The crash happened during “routine operational training”, the air force said in a statement. A second pilot survived.
“Squadron leader Saqib Abbasi and flying officer Marium Mukhtiar were on a routine operational training mission when it encountered a serious in-flight emergency during the final stages of the mission,” the air force said.
“Ensuring safety of life and property of civilian population on ground, both the pilots ejected and the aircraft crashed near Kundian, Mianwali.”
Mukhtiar is the first female pilot of the Pakistan air force to be killed while on duty.
The air force had 19 women pilots in 2013, the last year for which the figure was immediately available.
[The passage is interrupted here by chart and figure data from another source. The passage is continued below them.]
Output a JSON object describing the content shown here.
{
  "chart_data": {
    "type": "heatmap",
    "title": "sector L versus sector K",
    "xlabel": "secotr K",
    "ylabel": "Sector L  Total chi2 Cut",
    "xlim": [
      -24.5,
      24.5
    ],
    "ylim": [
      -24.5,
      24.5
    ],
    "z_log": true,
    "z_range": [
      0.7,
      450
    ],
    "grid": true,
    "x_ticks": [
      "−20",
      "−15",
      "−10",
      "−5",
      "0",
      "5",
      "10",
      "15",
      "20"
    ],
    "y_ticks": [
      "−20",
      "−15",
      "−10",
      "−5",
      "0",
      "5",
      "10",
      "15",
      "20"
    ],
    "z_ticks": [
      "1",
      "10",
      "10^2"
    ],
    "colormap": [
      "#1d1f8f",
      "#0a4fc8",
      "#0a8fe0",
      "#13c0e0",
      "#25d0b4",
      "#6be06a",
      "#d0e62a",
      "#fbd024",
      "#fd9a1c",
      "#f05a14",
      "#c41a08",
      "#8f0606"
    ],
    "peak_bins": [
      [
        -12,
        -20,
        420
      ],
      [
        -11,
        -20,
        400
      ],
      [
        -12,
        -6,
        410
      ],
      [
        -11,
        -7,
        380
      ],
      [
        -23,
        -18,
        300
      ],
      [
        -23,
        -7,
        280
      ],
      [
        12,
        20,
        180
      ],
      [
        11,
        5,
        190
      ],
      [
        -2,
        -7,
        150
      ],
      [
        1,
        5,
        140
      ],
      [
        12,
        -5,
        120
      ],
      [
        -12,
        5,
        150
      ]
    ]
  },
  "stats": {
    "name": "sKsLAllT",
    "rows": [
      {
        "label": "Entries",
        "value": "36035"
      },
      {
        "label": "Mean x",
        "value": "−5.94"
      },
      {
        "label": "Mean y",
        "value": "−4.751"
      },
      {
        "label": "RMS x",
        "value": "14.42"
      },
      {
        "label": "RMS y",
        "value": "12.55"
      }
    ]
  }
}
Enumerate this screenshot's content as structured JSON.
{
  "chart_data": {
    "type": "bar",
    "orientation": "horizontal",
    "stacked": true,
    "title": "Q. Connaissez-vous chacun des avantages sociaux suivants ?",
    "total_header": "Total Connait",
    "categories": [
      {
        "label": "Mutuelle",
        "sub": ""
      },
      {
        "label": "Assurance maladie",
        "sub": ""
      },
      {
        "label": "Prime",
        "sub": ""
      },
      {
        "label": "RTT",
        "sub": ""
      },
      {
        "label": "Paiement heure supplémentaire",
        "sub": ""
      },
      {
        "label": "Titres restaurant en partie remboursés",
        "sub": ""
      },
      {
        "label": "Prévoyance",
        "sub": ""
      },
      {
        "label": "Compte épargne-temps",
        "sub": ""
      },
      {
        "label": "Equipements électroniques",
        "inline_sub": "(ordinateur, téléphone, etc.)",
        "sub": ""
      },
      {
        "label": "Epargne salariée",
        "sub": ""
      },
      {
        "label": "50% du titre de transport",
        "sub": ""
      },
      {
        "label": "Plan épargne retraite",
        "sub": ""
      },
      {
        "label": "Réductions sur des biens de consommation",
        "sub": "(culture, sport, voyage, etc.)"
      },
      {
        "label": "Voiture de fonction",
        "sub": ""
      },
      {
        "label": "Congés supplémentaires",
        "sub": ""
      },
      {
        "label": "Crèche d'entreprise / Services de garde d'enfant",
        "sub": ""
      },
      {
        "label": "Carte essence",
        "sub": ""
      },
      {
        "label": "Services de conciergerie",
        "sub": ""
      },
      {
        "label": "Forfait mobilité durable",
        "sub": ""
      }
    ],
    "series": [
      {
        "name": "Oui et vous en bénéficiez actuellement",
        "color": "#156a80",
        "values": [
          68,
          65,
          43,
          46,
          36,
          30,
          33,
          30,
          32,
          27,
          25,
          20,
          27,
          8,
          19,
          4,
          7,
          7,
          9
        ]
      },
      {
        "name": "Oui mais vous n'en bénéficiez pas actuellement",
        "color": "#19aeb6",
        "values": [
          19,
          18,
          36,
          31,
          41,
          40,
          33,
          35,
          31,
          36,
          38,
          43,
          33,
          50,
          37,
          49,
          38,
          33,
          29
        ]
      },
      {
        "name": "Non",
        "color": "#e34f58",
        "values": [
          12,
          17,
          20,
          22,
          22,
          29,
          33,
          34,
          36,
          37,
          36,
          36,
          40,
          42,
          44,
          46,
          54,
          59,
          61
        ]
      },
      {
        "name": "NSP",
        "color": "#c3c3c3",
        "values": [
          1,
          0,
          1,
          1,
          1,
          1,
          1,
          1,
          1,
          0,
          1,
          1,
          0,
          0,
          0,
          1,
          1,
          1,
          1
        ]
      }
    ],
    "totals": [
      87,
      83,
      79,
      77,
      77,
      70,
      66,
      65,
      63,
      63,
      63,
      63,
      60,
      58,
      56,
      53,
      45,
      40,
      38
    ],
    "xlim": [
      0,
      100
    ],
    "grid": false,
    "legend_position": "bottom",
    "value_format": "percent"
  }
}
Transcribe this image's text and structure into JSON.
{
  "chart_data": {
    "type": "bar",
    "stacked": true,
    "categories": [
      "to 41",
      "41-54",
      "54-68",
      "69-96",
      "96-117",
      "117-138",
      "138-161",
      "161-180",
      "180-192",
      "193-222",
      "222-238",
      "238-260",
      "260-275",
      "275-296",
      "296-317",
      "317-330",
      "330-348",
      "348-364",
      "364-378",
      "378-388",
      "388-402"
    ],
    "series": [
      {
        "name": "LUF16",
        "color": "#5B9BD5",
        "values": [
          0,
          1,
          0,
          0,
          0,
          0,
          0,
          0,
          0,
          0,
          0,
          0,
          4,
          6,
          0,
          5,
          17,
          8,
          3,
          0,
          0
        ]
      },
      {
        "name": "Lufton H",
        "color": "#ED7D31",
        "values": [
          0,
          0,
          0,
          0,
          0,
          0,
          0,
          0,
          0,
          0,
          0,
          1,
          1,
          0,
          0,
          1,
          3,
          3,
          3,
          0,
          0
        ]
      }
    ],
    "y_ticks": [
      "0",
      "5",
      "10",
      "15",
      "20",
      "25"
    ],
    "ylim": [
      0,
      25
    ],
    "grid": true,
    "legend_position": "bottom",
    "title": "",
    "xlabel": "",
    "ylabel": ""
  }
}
In an interview with BBC early last year, Mukhtiar had talked about the challenges of being a female pilot in a male-dominated environment.
Mukhtiar said she joined the air force because she was inspired by the “pomp” and wanted to do “something different.”
She also said her mother had been concerned about her decision to join the force but had supported her throughout.
Pakistan is a highly traditional, patriarchal society where opportunities for women are limited.
But in 2006, seven women broke into one of the country’s most exclusive male clubs to graduate as fighter pilots – perhaps the most prestigious job in the powerful military and for six decades closed to them.
Tuesday’s crash is the latest deadly accident to hit Pakistan’s military.
In May, a military helicopter carrying diplomats to inspect a tourism project crashed, killing seven people, including the ambassadors of Norway and Philippines.
In August, another military helicopter being used as an air ambulance crashed near the northern district of Mansehra, killing 12 people.